The Hidden Notes – Spirit of Adventure album review – Jazzviews

The Hidden Notes Review



John Martin: tenor saxophone; Rob Updegraff: guitar; Ralph Wyld: vibraphone; Tim Giles: drums; Tim Fairhall: double bass.

This is another superb release from the F-IRE label, and certainly deserves to raise the profile of saxophonist John Martin. Over the past 10 years, Martin has been experimenting with ways of producing several notes simultaneously.  Starting from a ‘big rich chord with 3 distinct notes’ he has gone on to develop ways of working multiphonics and overtones into his playing.  For players who eschew chord progression, tune or tempo, such an approach is de rigueur.   For other players, the ‘free’ part of their playing occurs in the solos before they return to more conventional playing in the head and chorus. What Martin does, however, is to work this playing into carefully orchestrated tonal pieces.  Here the risk of a misplaced or badly produced sound would be to destabilise and ruin the piece.  Martin keeps within the confines of chords and tempo so well that it is easy to miss the complexity and challenges of his playing.  There are three short ‘preludes’  in this double CD where the tenor saxophone is really put through its paces and Martin coaxes a wide range of sounds that feed into the following track.  Each prelude has the sympathetic rhythm section working in the background to provide colour to the developing patterns that Martin produces.  Elsewhere, he switches from a very accomplished post-bop style in which he plays the themes of the pieces, into the overtones and multiphonics either by way of introduction to the piece or as part of a solo.
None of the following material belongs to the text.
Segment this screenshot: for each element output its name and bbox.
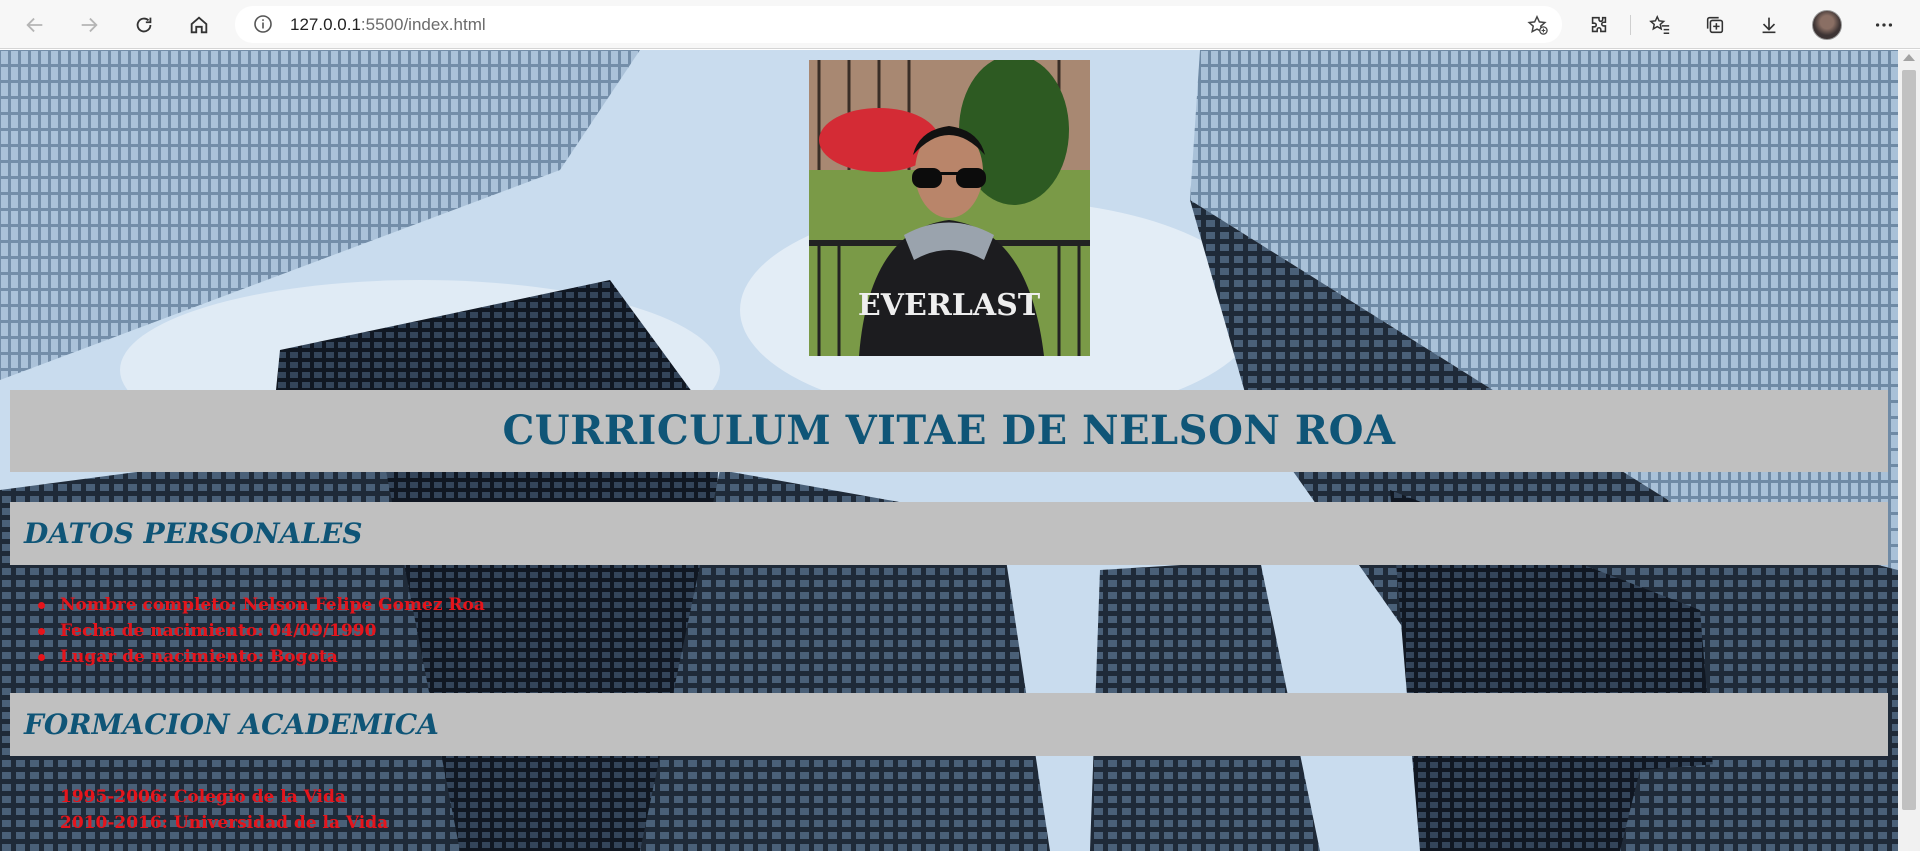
back-button[interactable] bbox=[20, 10, 50, 40]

The pieces themselves are all very well structured and satisfying to listen to.  The solo duties are shared with the excellent vibe player Ralph Wyld, who brings crispness to the solos that he plays and clarity in his support playing behind Martin.  Another important asset is the playing of guitarist, Rob Updegraff. At times, Updegraff’s solos threaten to steal the show, but Martin always pulls the listener back to his tenor playing and the challenge that he has set himself and his band; which is to push multiphonic saxophone playing to its extreme within the confines of well composed, well played tonal jazz music.   The playing of Giles and Fairhall is very tight, making sure that all the pieces swing.  The sounds that Martin finds and works with have an elegance to them that is markedly different from the sort of jarring, squawking that one might associate with overtones and multiphonics and that way in which Martin and his band build these into the pieces is stunning.